When dealing with captive springs, you can also work inside a two gallon Ziploc bag. This way, if you lose control of a spring, it stays inside the bag, instead flying across the room.
You've heard it a hundred times and now you'll hear it again: Use the right tool for the right job. Using the wrong size screwdriver can very easily damage screws and the finish on your gun if you slip. You should also have a couple of brass punches for visible areas, and a good hardened-steel punch set for really tight-fitting pins.
There are many good, affordable gunsmith screwdriver kits available on the market. Wheeler and Brownell’s tool sets are what the pros use, and they are a wise investment for the long run.
If you are replacing parts, always compare your new parts to what came out of the gun. Subtle changes in the manufacturing process can mean minor part variances. Check any springs or parts you replace to ensure they are similar in length and diameter.

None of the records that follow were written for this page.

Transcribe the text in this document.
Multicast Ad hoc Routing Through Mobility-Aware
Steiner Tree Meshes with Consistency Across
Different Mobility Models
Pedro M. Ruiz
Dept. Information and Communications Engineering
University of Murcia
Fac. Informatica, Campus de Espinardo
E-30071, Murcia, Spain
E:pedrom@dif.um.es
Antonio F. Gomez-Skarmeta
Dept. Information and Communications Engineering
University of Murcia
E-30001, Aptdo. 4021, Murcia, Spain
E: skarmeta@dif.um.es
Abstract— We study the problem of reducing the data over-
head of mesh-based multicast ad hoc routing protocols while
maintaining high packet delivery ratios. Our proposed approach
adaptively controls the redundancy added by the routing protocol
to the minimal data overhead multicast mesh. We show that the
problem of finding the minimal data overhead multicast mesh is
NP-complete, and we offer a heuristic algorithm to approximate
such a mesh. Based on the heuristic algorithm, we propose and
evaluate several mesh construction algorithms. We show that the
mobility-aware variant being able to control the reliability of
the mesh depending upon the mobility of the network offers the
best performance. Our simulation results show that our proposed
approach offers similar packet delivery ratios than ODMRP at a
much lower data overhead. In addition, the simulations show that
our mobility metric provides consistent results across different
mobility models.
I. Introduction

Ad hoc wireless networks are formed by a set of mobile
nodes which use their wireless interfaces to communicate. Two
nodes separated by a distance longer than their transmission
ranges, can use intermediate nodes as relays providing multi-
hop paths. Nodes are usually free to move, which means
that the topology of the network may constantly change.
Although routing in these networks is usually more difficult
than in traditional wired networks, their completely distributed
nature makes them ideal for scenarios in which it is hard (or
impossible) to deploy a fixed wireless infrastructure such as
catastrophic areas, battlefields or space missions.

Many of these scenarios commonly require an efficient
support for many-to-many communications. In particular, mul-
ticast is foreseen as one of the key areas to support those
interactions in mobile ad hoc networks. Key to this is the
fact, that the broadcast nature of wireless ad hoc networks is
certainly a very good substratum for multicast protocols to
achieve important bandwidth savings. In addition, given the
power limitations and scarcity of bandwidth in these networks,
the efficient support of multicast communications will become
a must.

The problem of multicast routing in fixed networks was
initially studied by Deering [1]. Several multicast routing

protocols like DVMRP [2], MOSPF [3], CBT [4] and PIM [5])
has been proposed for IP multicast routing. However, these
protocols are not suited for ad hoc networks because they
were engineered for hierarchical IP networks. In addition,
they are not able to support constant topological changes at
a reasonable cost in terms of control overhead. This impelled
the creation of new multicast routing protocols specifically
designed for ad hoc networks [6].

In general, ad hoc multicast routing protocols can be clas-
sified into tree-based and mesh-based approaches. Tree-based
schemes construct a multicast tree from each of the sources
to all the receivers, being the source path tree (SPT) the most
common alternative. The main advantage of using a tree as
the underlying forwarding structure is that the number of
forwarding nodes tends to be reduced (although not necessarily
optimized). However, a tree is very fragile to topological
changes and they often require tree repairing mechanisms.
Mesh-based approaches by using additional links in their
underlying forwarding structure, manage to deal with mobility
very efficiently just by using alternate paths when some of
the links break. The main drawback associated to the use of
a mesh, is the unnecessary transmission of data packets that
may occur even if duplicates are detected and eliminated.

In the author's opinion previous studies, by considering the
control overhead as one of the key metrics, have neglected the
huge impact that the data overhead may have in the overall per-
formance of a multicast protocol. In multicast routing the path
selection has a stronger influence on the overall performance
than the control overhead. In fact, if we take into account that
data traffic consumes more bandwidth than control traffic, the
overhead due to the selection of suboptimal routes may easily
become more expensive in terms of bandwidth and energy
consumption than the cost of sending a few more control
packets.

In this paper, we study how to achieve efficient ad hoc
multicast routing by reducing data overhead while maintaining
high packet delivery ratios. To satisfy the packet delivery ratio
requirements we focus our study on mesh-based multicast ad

Remember that if a new part does not fit properly, you should just reinstall the original. A poorly fitted or wrong part can make your gun malfunction and make it dangerous. Most aftermarket parts come with directions, but if you get stuck, call the manufacturer and ask its Technical Service Department how to proceed.

When working on your gun, don't force it when taking something apart or putting it together. Take your time and make sure your parts are lined up properly. If you are frustrated, take a break. Many times, parts will easily come apart or fit back together when you are rested and relaxed.
Often overlooked, a gunsmith's torque driver is a valuable addition to your workbench. With scopes running into the thousands of dollars, no one can afford to kink or dent an expensive scope. Hitting your inch-pounds specifications is critical to properly mounting a scope. A torque driver will also prevent you from stripping your mounting screws, which would need to be drilled out and replaced if damaged.

As Dirty Harry said, know your limitations. Thorough cleaning, fixing loose parts, replacement of worn pins and adding accessories are all fine do-it-yourself firearm projects, but some things are best left to the professionals. Especially working with things like triggers, safeties, or hot-salt bluing. If you are interested in doing more advanced work, be sure to buy some advanced books or take a class. The NRA offers several classes with some of the best gunsmith schools in the country.
Doing something yourself can save money, time, and give you a connection to your gun. Always remember safety is the watch-word. Learn as much as you can and never stop learning.